I don’t have a car so I can’t travel far for conventions


----------



## Sagt (Jun 25, 2018)

Oh, I used to live close to there, and there's also another person on the forum that lives closeby as well. @Telnac (Hopefully he doesn't mind me linking him here).

Anyway, I looked it up and found this website.

SAN DIEGO FURRIES

Seems like there are some meetups, if you fancy those. I don't have any experience since I left Cali before I got into furry stuff, but it looks really fun, from what I can tell.

There seem to be a few videos on YouTube of these meetups, which you might want to have a look at so that you can have an idea of what they're about.


----------



## Pompadork (Jun 25, 2018)

As linked above the closest thing your gonna get to furry events in San Diego are the fur meets! They usually meet at either Belmont Park, Kearny Mesa Bowl or Balboa Park. Your best bet for staying up to date with them is joining their Facebook page. The closest convention I believe is around Pasadena? San Diego really doesn’t have a lot con wise outside of SDCC and a handful of small indie anime cons.


----------



## Telnac (Jun 26, 2018)

Lcs said:


> Oh, I used to live close to there, and there's also another person on the forum that lives closeby as well. @Telnac (Hopefully he doesn't mind me linking him here).

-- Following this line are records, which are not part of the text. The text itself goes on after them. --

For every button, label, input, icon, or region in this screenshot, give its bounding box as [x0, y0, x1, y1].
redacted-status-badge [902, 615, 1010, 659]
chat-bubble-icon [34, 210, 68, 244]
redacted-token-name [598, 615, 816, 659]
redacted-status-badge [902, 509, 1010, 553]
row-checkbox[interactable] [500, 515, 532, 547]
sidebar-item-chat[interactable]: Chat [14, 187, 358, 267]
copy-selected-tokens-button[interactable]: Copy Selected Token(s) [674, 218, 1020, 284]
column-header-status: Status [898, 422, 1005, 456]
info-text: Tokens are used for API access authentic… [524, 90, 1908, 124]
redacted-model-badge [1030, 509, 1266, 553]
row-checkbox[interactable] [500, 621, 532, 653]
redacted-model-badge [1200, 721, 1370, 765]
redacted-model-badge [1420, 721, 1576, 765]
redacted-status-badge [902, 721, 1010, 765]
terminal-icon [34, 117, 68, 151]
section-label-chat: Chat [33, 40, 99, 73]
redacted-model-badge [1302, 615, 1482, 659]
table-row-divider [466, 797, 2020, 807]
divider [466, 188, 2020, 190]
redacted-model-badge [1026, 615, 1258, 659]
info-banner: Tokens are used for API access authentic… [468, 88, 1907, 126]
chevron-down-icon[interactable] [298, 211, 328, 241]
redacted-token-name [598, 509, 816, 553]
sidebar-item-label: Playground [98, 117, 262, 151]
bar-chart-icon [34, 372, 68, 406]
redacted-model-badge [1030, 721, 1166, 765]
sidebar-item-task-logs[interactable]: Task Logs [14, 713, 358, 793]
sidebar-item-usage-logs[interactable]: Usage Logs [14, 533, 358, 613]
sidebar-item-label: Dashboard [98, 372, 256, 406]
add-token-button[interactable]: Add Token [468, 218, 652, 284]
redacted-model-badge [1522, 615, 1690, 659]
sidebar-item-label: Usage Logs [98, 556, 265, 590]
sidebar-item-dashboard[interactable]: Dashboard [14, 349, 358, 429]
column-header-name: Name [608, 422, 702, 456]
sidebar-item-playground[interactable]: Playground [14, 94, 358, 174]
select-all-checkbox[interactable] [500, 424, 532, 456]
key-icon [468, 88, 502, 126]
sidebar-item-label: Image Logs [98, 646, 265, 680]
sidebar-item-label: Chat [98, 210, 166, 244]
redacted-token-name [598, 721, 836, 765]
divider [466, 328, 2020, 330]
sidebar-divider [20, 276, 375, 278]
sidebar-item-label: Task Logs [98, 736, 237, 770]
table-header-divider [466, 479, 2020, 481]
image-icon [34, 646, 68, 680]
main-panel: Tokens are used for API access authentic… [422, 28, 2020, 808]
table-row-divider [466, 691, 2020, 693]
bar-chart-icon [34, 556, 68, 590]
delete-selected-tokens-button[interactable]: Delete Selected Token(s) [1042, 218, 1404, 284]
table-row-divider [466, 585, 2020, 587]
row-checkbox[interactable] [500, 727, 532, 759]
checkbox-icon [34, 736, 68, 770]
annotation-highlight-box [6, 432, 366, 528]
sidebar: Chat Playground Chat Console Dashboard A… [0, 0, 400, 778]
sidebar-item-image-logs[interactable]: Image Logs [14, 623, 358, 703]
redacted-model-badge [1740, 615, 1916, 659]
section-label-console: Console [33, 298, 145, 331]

Alas, I now live in Orange County.  I wouldn't object to meeting SD furries tho.


----------



## Solarflare420 (Jun 26, 2018)

Lcs said:


> Oh, I used to live close to there, and there's also another person on the forum that lives closeby as well. @Telnac (Hopefully he doesn't mind me linking him here).
> 
> Anyway, I looked it up and found this website.
> 
> ...


Thank you SO MUCH! Idk why I didn’t see this in google


----------